A police informant bought a packet of cocaine from Gonzalez's husband, Albert Nunez, on their front porch while Officer Robert McDonnell watched, according to the warrant.
But that informant, Ventura Martinez, now says that the search warrant was based on a lie: He never bought drugs from Nunez.
Cujdik is at the center of a joint federal and local investigation that arose after Martinez claimed in a Daily News article that Cujdik told him to lie about some drug buys so that the officer could obtain search warrants to enter homes of suspected drug dealers.
Nunez's case - one of hundreds under scrutiny - could thrust McDonnell into the burgeoning probe.
Cujdik and McDonnell worked together in the Narcotics Field Unit. Cujdik is now on desk duty, his gun and badge taken, police said.
Reached last night, McDonnell politely declined to comment.
In an exclusive interview with the Daily News earlier this month, Martinez - known as Confidential Informant #103 - said that both he and Cujdik were driven in part by financial gain.
The Police Department paid Martinez for drug buys and for tips leading to arrests. Martinez said that he gave at least $20,000 in informant cash to Cujdik for rent on a Kensington house that Martinez and his family leased from Cujdik between September 2005 and Jan. 30 of this year.

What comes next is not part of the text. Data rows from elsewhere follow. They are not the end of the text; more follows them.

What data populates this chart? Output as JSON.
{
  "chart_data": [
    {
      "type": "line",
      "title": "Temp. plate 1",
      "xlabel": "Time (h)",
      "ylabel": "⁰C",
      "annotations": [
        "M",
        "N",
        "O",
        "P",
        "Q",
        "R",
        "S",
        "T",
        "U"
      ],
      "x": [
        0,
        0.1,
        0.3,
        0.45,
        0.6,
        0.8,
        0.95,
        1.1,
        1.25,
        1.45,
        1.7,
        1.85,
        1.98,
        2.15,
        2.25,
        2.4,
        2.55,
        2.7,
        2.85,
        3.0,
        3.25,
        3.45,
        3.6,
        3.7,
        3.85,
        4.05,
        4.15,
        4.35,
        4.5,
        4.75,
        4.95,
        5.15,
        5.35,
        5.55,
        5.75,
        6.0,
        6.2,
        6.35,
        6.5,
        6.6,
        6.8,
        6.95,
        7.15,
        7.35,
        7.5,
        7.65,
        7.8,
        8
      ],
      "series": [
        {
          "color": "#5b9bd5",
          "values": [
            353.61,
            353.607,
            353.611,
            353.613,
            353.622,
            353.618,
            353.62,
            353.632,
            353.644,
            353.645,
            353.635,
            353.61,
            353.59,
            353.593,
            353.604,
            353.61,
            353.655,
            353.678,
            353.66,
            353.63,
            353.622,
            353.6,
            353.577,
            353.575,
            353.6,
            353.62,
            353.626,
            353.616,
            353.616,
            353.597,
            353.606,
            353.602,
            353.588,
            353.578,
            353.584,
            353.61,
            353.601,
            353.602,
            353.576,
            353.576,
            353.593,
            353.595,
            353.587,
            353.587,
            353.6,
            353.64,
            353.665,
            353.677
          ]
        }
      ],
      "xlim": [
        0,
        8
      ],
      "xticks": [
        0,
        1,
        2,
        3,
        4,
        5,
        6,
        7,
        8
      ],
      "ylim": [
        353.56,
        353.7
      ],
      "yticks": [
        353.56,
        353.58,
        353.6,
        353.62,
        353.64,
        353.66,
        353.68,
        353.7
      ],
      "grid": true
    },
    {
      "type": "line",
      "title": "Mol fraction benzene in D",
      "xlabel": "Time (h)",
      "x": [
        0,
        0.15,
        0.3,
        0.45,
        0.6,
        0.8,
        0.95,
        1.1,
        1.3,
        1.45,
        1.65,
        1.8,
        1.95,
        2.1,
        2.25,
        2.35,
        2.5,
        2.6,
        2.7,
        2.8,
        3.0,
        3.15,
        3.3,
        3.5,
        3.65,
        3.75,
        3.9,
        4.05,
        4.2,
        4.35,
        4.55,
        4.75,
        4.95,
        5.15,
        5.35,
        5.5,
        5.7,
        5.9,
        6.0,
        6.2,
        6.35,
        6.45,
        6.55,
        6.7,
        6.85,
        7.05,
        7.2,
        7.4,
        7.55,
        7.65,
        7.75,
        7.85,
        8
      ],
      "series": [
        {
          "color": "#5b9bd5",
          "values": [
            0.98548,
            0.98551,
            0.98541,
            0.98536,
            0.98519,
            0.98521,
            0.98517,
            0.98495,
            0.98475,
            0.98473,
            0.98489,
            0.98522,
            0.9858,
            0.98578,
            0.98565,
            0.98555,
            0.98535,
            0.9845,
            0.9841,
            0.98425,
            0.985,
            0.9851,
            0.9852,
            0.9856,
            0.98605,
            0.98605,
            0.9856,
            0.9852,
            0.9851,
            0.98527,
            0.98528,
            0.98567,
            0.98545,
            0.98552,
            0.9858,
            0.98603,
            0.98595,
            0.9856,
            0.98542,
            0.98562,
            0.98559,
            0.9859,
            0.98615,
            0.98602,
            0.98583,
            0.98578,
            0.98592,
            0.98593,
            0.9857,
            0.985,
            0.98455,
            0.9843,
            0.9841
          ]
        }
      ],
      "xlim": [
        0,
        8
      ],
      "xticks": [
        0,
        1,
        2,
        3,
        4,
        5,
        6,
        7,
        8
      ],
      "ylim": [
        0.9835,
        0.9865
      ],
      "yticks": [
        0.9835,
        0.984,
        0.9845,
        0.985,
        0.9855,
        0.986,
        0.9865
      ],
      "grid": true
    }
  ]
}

Cujdik's attorney, George Bochetto, has said the allegations are untrue and are based on the word of a "professional liar."
Last week, Nunez's attorney, Jeremy Ibrahim, filed a motion aimed at getting Martinez on the witness stand. Ibrahim cited the Daily News articles and said that "a dark cloud has been cast over the law and Constitution."
"Both Mr. McDonnell and Informant #103 are suspect," Ibrahim wrote in his motion. A judge has yet to rule.